"War Never Ends" | 2005 | foam, wax, brass, pigment, pencil, paper, charcoal, glass and drywall | 88 x 17.5 x 17.5 inches | The Museum of Contemporary Art, Los Angeles, purchased with funds provided by the Curatorial Discretionary Fund

Illuminations: Ones to Watch

Matthew Monahan, a California-born sculptor, creates commentary figures in parts — a lolling head, a tortured torso, dangling legs — each separated and hauntingly encased in its own vitrine. His figurative and abstract sculptures, depicted from foam, wax, paper, paint, glitter, wood and string, placed in handmade pedestals, are often pieces remade from previous works. Monahan’s ability to combine modern images with anachronistic ideals in his assemblages (that are not quite to scale) creates a foreboding friction within each piece.

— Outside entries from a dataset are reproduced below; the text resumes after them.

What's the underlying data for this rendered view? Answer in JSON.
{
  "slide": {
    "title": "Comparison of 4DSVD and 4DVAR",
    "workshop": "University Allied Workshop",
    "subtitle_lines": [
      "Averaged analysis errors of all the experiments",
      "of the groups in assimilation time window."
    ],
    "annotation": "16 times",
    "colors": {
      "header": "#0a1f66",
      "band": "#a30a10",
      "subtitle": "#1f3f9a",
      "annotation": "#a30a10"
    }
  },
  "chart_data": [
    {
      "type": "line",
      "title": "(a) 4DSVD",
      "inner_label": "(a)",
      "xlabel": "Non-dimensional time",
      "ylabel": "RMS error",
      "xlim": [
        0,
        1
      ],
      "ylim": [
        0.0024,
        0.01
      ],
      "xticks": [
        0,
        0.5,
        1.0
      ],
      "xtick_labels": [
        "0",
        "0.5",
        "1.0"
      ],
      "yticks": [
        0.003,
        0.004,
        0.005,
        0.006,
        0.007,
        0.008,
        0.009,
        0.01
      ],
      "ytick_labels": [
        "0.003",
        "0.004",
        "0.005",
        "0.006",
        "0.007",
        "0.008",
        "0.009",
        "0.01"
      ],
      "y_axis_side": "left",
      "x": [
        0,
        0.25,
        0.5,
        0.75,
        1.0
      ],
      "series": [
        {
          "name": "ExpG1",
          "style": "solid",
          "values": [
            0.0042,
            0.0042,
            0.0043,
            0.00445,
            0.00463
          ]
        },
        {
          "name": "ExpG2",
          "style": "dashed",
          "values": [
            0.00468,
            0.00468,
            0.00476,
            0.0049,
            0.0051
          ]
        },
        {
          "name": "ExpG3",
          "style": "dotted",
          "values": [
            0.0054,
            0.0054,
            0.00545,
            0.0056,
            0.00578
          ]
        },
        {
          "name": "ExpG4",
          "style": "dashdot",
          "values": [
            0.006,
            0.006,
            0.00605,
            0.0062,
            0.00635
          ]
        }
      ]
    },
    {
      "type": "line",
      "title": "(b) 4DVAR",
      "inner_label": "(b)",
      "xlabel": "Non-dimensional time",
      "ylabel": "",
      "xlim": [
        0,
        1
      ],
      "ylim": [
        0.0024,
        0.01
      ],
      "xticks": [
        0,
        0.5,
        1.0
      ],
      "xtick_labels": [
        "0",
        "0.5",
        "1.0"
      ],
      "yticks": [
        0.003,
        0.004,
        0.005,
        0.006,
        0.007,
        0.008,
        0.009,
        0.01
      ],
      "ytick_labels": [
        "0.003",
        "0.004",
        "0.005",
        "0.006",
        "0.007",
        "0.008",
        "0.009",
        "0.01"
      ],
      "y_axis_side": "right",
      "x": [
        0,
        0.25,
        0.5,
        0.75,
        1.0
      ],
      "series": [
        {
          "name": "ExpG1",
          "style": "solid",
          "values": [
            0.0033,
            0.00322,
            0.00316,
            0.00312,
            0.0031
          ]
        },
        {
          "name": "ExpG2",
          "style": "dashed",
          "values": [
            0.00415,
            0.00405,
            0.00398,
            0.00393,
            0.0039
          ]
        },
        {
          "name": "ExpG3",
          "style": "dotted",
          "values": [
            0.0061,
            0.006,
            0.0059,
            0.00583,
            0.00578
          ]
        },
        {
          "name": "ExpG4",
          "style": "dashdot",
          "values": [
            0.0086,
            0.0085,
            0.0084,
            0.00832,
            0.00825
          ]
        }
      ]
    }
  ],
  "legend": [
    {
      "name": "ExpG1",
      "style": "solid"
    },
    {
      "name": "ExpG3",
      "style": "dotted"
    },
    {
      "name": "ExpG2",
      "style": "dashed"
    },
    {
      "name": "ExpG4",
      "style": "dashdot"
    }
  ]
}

Using a language incorporated from both ancient art history and idiomatic vernacular, Monahan’s references cross from personal to universal and back again. The human body encoded as icons and totems, reaches for black places where myth and faith collide. Playing with the notion of space and the representation of his own work within a faux tomb, his sculpture beckons both hopeful undertaking and disturbing, unbearable suffering, dragging the viewer to an inevitable question of self awareness and finally to a spiritual grounding.

Monahan has shown his work in New York City, Amsterdam and in London, as well as having had a recent comprehensive showing of his complete body of work at the Museum of Contemporary Art in Los Angeles, one in a series of shows featuring challenging new and diverse work by up-and-coming artists. His work has also been included in the Whitney’s 2006 Biennial and the Berlin Biennial, and is included in the collection at the Museum of Modern Art, the San Francisco Museum of Modern Art and the Tate Museum in London.